By Liz Hoffman
Among the litany of criticisms Nelson Peltz is spraying at
DuPont Co., one set takes aim at the governance of a company DuPont
is spinning off.
In launching a fight for four board seats at the Delaware
chemicals giant Thursday, Mr. Peltz's Trian Fund Management LP
complained that DuPont's performance-chemicals unit, soon to be
spun off into a new company called Chemours, is girded with
provisions that silence shareholders.
Trian says the corporate defenses show that DuPont, which is
setting up the new company's governance structure, doesn't welcome
shareholder input.
"They had a blank sheet of paper to design a corporate structure
to go forward with good governance or bad governance" and chose the
latter, Mr. Peltz said in an interview.
Data show many spinoffs include similar structures. With a
public company spinoff, a company breaks off a division and creates
new shares, typically distributed in pro-rata fashion to the
original shareholders. Advisers who help write the governance rules
for these fledgling companies say spinoffs are especially
vulnerable hostile takeovers or interference from activist
investors, which typically buy stakes in companies and then press
for changes.
"DuPont follows corporate governance best practices," a
spokeswoman said in a statement. "Chemours' governance is
consistent with common practice for a company being spun-off to
protect the interests of all shareholders and provide stability
during the initial period of being a new public entity."

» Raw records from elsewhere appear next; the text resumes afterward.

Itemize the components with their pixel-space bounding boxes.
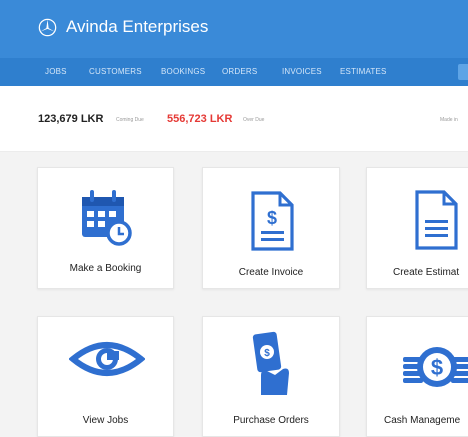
tile-label: View Jobs bbox=[82, 415, 129, 426]
tile-create-invoice[interactable]: $ Create Invoice bbox=[202, 167, 340, 289]
tile-create-estimate[interactable]: Create Estimat bbox=[366, 167, 468, 289]
nav-action-button[interactable] bbox=[458, 64, 468, 80]
tile-label: Create Invoice bbox=[238, 267, 304, 278]
coming-due-label: Coming Due bbox=[116, 117, 144, 123]
svg-text:$: $ bbox=[267, 208, 277, 228]
svg-text:$: $ bbox=[431, 355, 443, 380]
tile-label: Cash Manageme bbox=[384, 415, 461, 426]
coins-icon: $ bbox=[403, 347, 468, 387]
hand-money-icon: $ bbox=[252, 331, 289, 395]
stats-bar: 123,679 LKR Coming Due 556,723 LKR Over … bbox=[0, 86, 468, 152]
estimate-icon bbox=[415, 190, 458, 250]
app-title: Avinda Enterprises bbox=[66, 17, 209, 36]
calendar-clock-icon bbox=[82, 190, 132, 246]
nav-item-orders[interactable]: ORDERS bbox=[222, 67, 257, 76]
made-in-text: Made in bbox=[440, 117, 458, 123]
svg-text:$: $ bbox=[264, 348, 270, 359]
coming-due-amount: 123,679 LKR bbox=[38, 113, 104, 125]
nav-item-jobs[interactable]: JOBS bbox=[45, 67, 67, 76]
nav-item-bookings[interactable]: BOOKINGS bbox=[161, 67, 205, 76]
tile-make-booking[interactable]: Make a Booking bbox=[37, 167, 174, 289]
tile-label: Purchase Orders bbox=[233, 415, 309, 426]
over-due-label: Over Due bbox=[243, 117, 265, 123]
nav-item-customers[interactable]: CUSTOMERS bbox=[89, 67, 142, 76]
over-due-amount: 556,723 LKR bbox=[167, 113, 233, 125]
main-nav: JOBS CUSTOMERS BOOKINGS ORDERS INVOICES … bbox=[0, 58, 468, 86]
tile-purchase-orders[interactable]: $ Purchase Orders bbox=[202, 316, 340, 437]
mercedes-logo-icon bbox=[38, 18, 57, 36]
tile-label: Make a Booking bbox=[69, 263, 142, 274]
eye-icon bbox=[69, 342, 145, 376]
invoice-icon: $ bbox=[251, 191, 294, 251]
tile-view-jobs[interactable]: View Jobs bbox=[37, 316, 174, 437]
tile-label: Create Estimat bbox=[393, 267, 460, 278]
app-header: Avinda Enterprises bbox=[0, 0, 468, 58]
nav-item-estimates[interactable]: ESTIMATES bbox=[340, 67, 387, 76]
nav-item-invoices[interactable]: INVOICES bbox=[282, 67, 322, 76]
tile-cash-management[interactable]: $ Cash Manageme bbox=[366, 316, 468, 437]
brand[interactable]: Avinda Enterprises bbox=[38, 17, 208, 37]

Chemours, which is expected to start trading early this year,
will have a staggered board, which makes it harder for dissidents
to quickly win board influence. The company won't allow investors
to act by so-called written consent, a less formal way to oust
directors. Changing the charter requires support from 80% of
shares--a high bar, especially given that many investors simply
don't vote in corporate elections.
Chemours will require support of 35% of shares to call a special
meeting. That is higher than many companies. For example, 25%
sufficed at Allergan Inc. during an attempted hostile takeover last
year, though about 40% of S&P 500 companies don't give
shareholders the right to call a special meeting at all, according
to researcher FactSet.
In comparison, about 55% of spinoffs that started trading in
2014 have a staggered board, according to FactSet. Two-thirds don't
give shareholders the ability to force a special meeting, and 72%
set a high bar for shareholders to vote to dismantle these
defenses.
If the goal is to ward off activists, the fear is justified. Of
39 spinoffs that have gone public since 2012, about half count an
investor with a history of activism among their 10 largest
stockholders, according to FactSet.
Advisers say spinoffs are more vulnerable to threats in the
early going, when their shares trade hands quickly and activists
pore over newly released financials and research new management
teams.
David Benoit contributed to this article.